Поскольку она не могла или не хотела сказать единственное слово, которое смогло бы разрядить атмосферу, он не хотел, чтобы она почувствовала, что он желал проникнуть в ее тайну. По староньюйоркской привычке он предпочел скользить по поверхности, что было значительно приятнее, чем разбередить рану, которую он не в силах излечить.

— Знаете, я обязан это сделать, — продолжал он, — помочь вам прояснить все эти вещи, о которых беспокоятся все, кто вас любит, — Минготты, Уэлланды, ван дер Лайдены, все ваши друзья и родственники; если бы я не сказал вам честно о том, как они к этому относятся, я бы поступил неблагородно.

Он говорил настойчиво, почти умоляя ее вернуться к нему из зияющей пустоты ее молчания.

— Да, это было бы неблагородно, — медленно повторила она его слова.

Поленья в камине посерели от пепла, одна из ламп мигала, требуя к себе внимания. Мадам Оленская встала, подкрутила фитиль и вернулась к камину, но осталась стоять.

Эта ее поза говорила о том, что обсуждать им больше нечего, и Арчер тоже поднялся.

— Прекрасно, я сделаю так, как вы сказали, — произнесла она словно через силу.

Кровь бросилась Арчеру в лицо; пораженный ее внезапным отступлением, он неловко схватил обе ее руки в свои.

— Я… Я в самом деле хотел помочь вам, — выдавил он.

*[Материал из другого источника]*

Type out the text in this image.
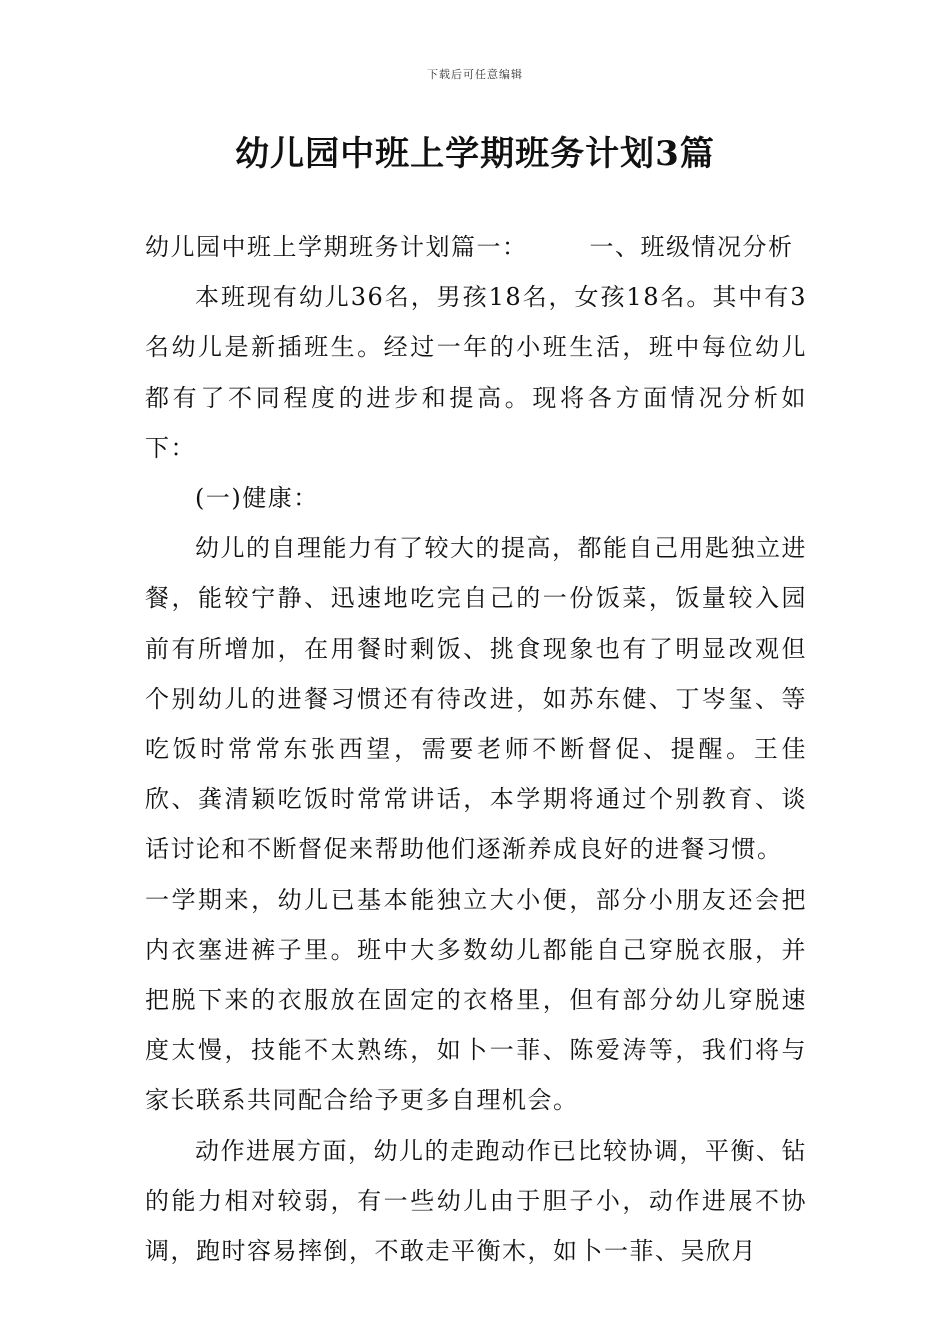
下载后可任意编辑
幼儿园中班上学期班务计划3篇

幼儿园中班上学期班务计划篇一：	一、班级情况分析

本班现有幼儿36名，男孩18名，女孩18名。其中有3名幼儿是新插班生。经过一年的小班生活，班中每位幼儿都有了不同程度的进步和提高。现将各方面情况分析如下：

(一)健康：

幼儿的自理能力有了较大的提高，都能自己用匙独立进餐，能较宁静、迅速地吃完自己的一份饭菜，饭量较入园前有所增加，在用餐时剩饭、挑食现象也有了明显改观但个别幼儿的进餐习惯还有待改进，如苏东健、丁岑玺、等吃饭时常常东张西望，需要老师不断督促、提醒。王佳欣、龚清颖吃饭时常常讲话，本学期将通过个别教育、谈话讨论和不断督促来帮助他们逐渐养成良好的进餐习惯。

一学期来，幼儿已基本能独立大小便，部分小朋友还会把内衣塞进裤子里。班中大多数幼儿都能自己穿脱衣服，并把脱下来的衣服放在固定的衣格里，但有部分幼儿穿脱速度太慢，技能不太熟练，如卜一菲、陈爱涛等，我们将与家长联系共同配合给予更多自理机会。

动作进展方面，幼儿的走跑动作已比较协调，平衡、钻的能力相对较弱，有一些幼儿由于胆子小，动作进展不协调，跑时容易摔倒，不敢走平衡木，如卜一菲、吴欣月
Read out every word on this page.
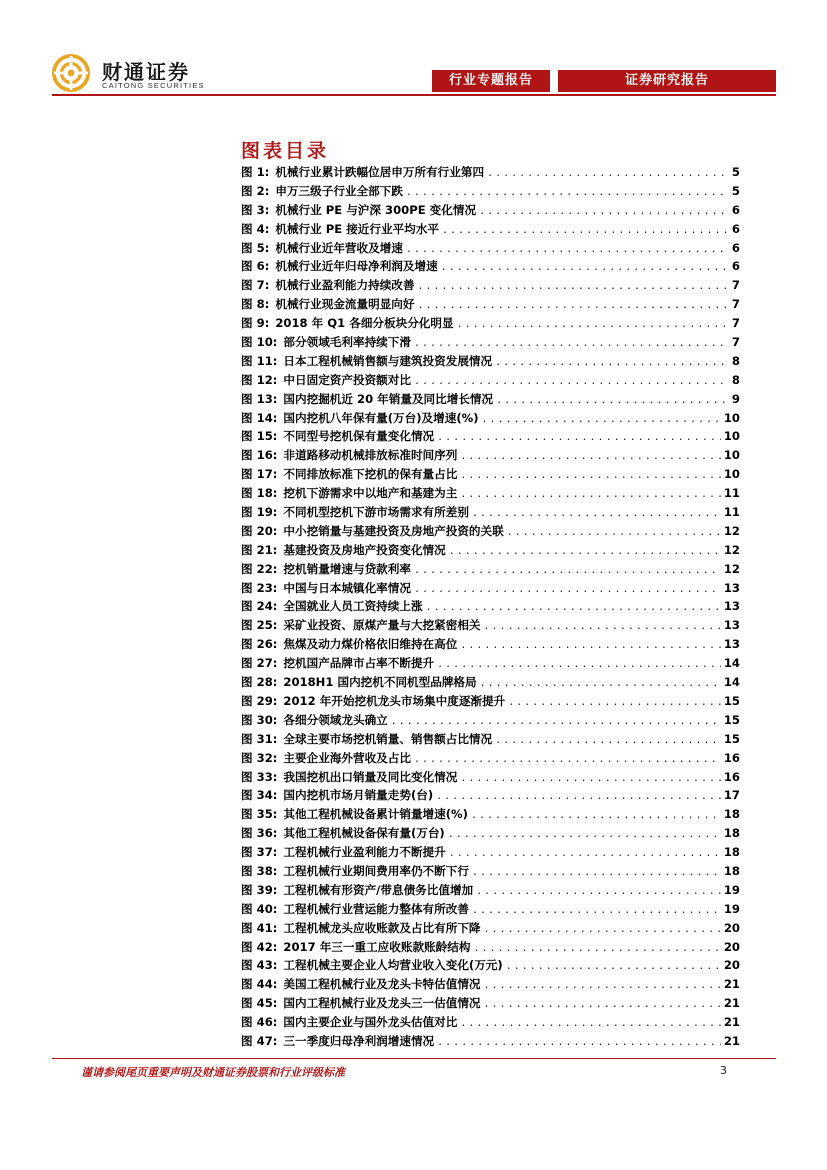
财通证券
CAITONG SECURITIES	行业专题报告	证券研究报告
图表目录
图 1: 机械行业累计跌幅位居申万所有行业第四 .....	5
图 2: 申万三级子行业全部下跌 .....	5
图 3: 机械行业 PE 与沪深 300PE 变化情况 .....	6
图 4: 机械行业 PE 接近行业平均水平 .....	6
图 5: 机械行业近年营收及增速 .....	6
图 6: 机械行业近年归母净利润及增速 .....	6
图 7: 机械行业盈利能力持续改善 .....	7
图 8: 机械行业现金流量明显向好 .....	7
图 9: 2018 年 Q1 各细分板块分化明显 .....	7
图 10: 部分领域毛利率持续下滑 .....	7
图 11: 日本工程机械销售额与建筑投资发展情况 .....	8
图 12: 中日固定资产投资额对比 .....	8
图 13: 国内挖掘机近 20 年销量及同比增长情况 .....	9
图 14: 国内挖机八年保有量(万台)及增速(%) .....	10
图 15: 不同型号挖机保有量变化情况 .....	10
图 16: 非道路移动机械排放标准时间序列 .....	10
图 17: 不同排放标准下挖机的保有量占比 .....	10
图 18: 挖机下游需求中以地产和基建为主 .....	11
图 19: 不同机型挖机下游市场需求有所差别 .....	11
图 20: 中小挖销量与基建投资及房地产投资的关联 .....	12
图 21: 基建投资及房地产投资变化情况 .....	12
图 22: 挖机销量增速与贷款利率 .....	12
图 23: 中国与日本城镇化率情况 .....	13
图 24: 全国就业人员工资持续上涨 .....	13
图 25: 采矿业投资、原煤产量与大挖紧密相关 .....	13
图 26: 焦煤及动力煤价格依旧维持在高位 .....	13
图 27: 挖机国产品牌市占率不断提升 .....	14
图 28: 2018H1 国内挖机不同机型品牌格局 .....	14
图 29: 2012 年开始挖机龙头市场集中度逐渐提升 .....	15
图 30: 各细分领域龙头确立 .....	15
图 31: 全球主要市场挖机销量、销售额占比情况 .....	15
图 32: 主要企业海外营收及占比 .....	16
图 33: 我国挖机出口销量及同比变化情况 .....	16
图 34: 国内挖机市场月销量走势(台) .....	17
图 35: 其他工程机械设备累计销量增速(%) .....	18
图 36: 其他工程机械设备保有量(万台) .....	18
图 37: 工程机械行业盈利能力不断提升 .....	18
图 38: 工程机械行业期间费用率仍不断下行 .....	18
图 39: 工程机械有形资产/带息债务比值增加 .....	19
图 40: 工程机械行业营运能力整体有所改善 .....	19
图 41: 工程机械龙头应收账款及占比有所下降 .....	20
图 42: 2017 年三一重工应收账款账龄结构 .....	20
图 43: 工程机械主要企业人均营业收入变化(万元) .....	20
图 44: 美国工程机械行业及龙头卡特估值情况 .....	21
图 45: 国内工程机械行业及龙头三一估值情况 .....	21
图 46: 国内主要企业与国外龙头估值对比 .....	21
图 47: 三一季度归母净利润增速情况 .....	21
谨请参阅尾页重要声明及财通证券股票和行业评级标准	3
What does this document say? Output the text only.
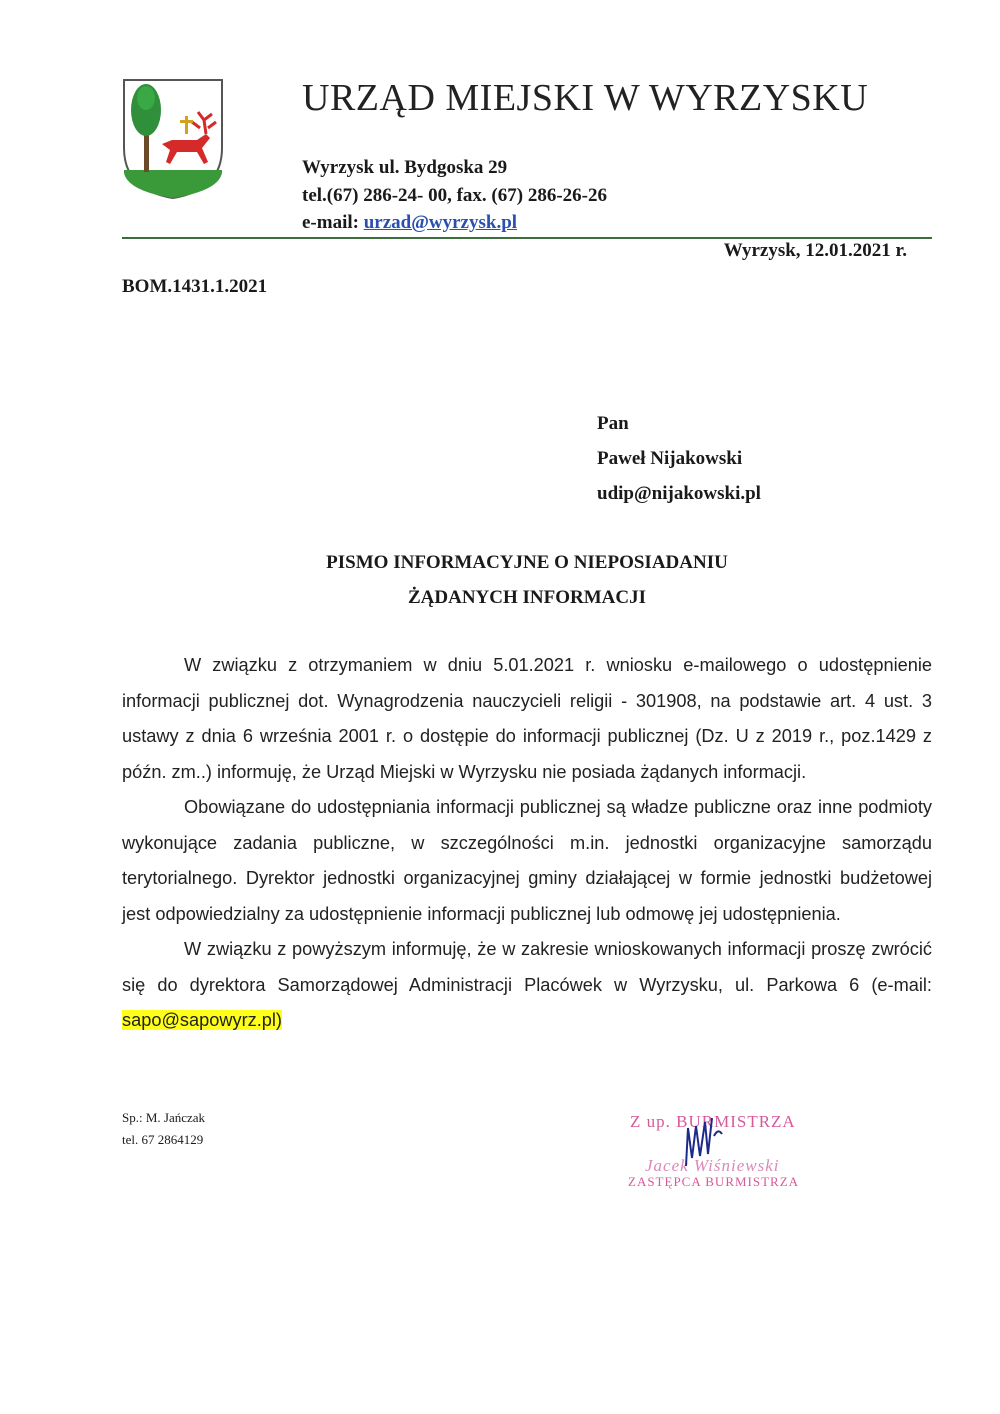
URZĄD MIEJSKI W WYRZYSKU
Wyrzysk ul. Bydgoska 29
tel.(67) 286-24- 00, fax. (67) 286-26-26
e-mail: urzad@wyrzysk.pl
Wyrzysk, 12.01.2021 r.
BOM.1431.1.2021
Pan
Paweł Nijakowski
udip@nijakowski.pl
PISMO INFORMACYJNE O NIEPOSIADANIU
ŻĄDANYCH INFORMACJI

W związku z otrzymaniem w dniu 5.01.2021 r. wniosku e-mailowego o udostępnienie informacji publicznej dot. Wynagrodzenia nauczycieli religii - 301908, na podstawie art. 4 ust. 3 ustawy z dnia 6 września 2001 r. o dostępie do informacji publicznej (Dz. U z 2019 r., poz.1429 z późn. zm..) informuję, że Urząd Miejski w Wyrzysku nie posiada żądanych informacji.

Obowiązane do udostępniania informacji publicznej są władze publiczne oraz inne podmioty wykonujące zadania publiczne, w szczególności m.in. jednostki organizacyjne samorządu terytorialnego. Dyrektor jednostki organizacyjnej gminy działającej w formie jednostki budżetowej jest odpowiedzialny za udostępnienie informacji publicznej lub odmowę jej udostępnienia.

W związku z powyższym informuję, że w zakresie wnioskowanych informacji proszę zwrócić się do dyrektora Samorządowej Administracji Placówek w Wyrzysku, ul. Parkowa 6 (e-mail: sapo@sapowyrz.pl)

Sp.: M. Jańczak
tel. 67 2864129
Z up. BURMISTRZA
Jacek Wiśniewski
ZASTĘPCA BURMISTRZA
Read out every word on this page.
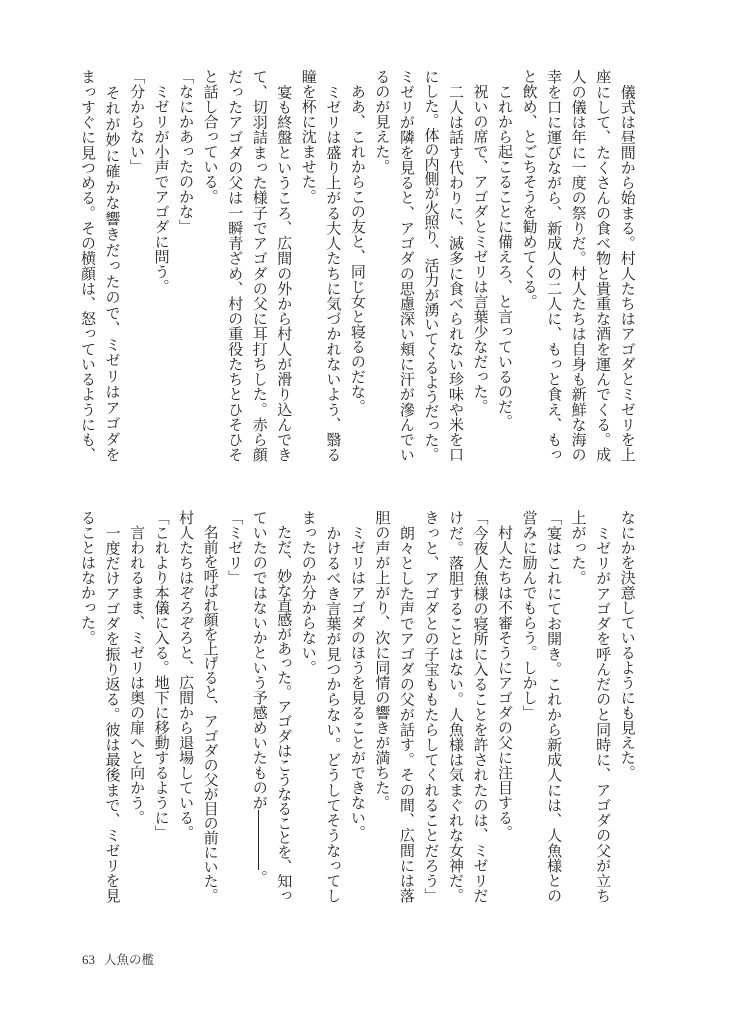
　儀式は昼間から始まる。村人たちはアゴダとミゼリを上
座にして、たくさんの食べ物と貴重な酒を運んでくる。成
人の儀は年に一度の祭りだ。村人たちは自身も新鮮な海の
幸を口に運びながら、新成人の二人に、もっと食え、もっ
と飲め、とごちそうを勧めてくる。
　これから起こることに備えろ、と言っているのだ。
　祝いの席で、アゴダとミゼリは言葉少なだった。
　二人は話す代わりに、滅多に食べられない珍味や米を口
にした。体の内側が火照り、活力が湧いてくるようだった。
ミゼリが隣を見ると、アゴダの思慮深い頬に汗が滲んでい
るのが見えた。
　ああ、これからこの友と、同じ女と寝るのだな。
　ミゼリは盛り上がる大人たちに気づかれないよう、翳る
瞳を杯に沈ませた。
　宴も終盤というころ、広間の外から村人が滑り込んでき
て、切羽詰まった様子でアゴダの父に耳打ちした。赤ら顔
だったアゴダの父は一瞬青ざめ、村の重役たちとひそひそ
と話し合っている。
「なにかあったのかな」
　ミゼリが小声でアゴダに問う。
「分からない」
　それが妙に確かな響きだったので、ミゼリはアゴダを
まっすぐに見つめる。その横顔は、怒っているようにも、
なにかを決意しているようにも見えた。
　ミゼリがアゴダを呼んだのと同時に、アゴダの父が立ち
上がった。
「宴はこれにてお開き。これから新成人には、人魚様との
営みに励んでもらう。しかし」
　村人たちは不審そうにアゴダの父に注目する。
「今夜人魚様の寝所に入ることを許されたのは、ミゼリだ
けだ。落胆することはない。人魚様は気まぐれな女神だ。
きっと、アゴダとの子宝ももたらしてくれることだろう」
　朗々とした声でアゴダの父が話す。その間、広間には落
胆の声が上がり、次に同情の響きが満ちた。
　ミゼリはアゴダのほうを見ることができない。
　かけるべき言葉が見つからない。どうしてそうなってし
まったのか分からない。
　ただ、妙な直感があった。アゴダはこうなることを、知っ
ていたのではないかという予感めいたものが――――。
「ミゼリ」
　名前を呼ばれ顔を上げると、アゴダの父が目の前にいた。
村人たちはぞろぞろと、広間から退場している。
「これより本儀に入る。地下に移動するように」
　言われるまま、ミゼリは奥の扉へと向かう。
　一度だけアゴダを振り返る。彼は最後まで、ミゼリを見
ることはなかった。
63 人魚の檻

— Вы в самом деле помогли мне. Спокойной ночи, мой кузен.

Склонившись, он коснулся губами ее рук, холодных и безжизненных. Она отняла их, и он повернулся к двери, нашел свое пальто и шляпу в прихожей, неярко освещенной газовым светом, и шагнул в зимнюю ночь, переполненный до краев запоздалым красноречием — ему казалось, что непроизнесенные слова вот-вот разорвут его изнутри.

Глава 13

В театре Уоллока[49] был аншлаг — давали «Шогрэна» с Дионом Бусико[50] в главной роли. Любовников играли известные актеры Гарри Монтегю и Ада Диас. Прекрасная английская труппа была на гребне славы, и на «Шогрэне» театр обычно был переполнен. Галерка бесновалась от восторга; в партере и ложах слегка посмеивались над банальными чувствами и ситуациями, рассчитанными на дешевый эффект, но наслаждались пьесой так же, как и на галерке.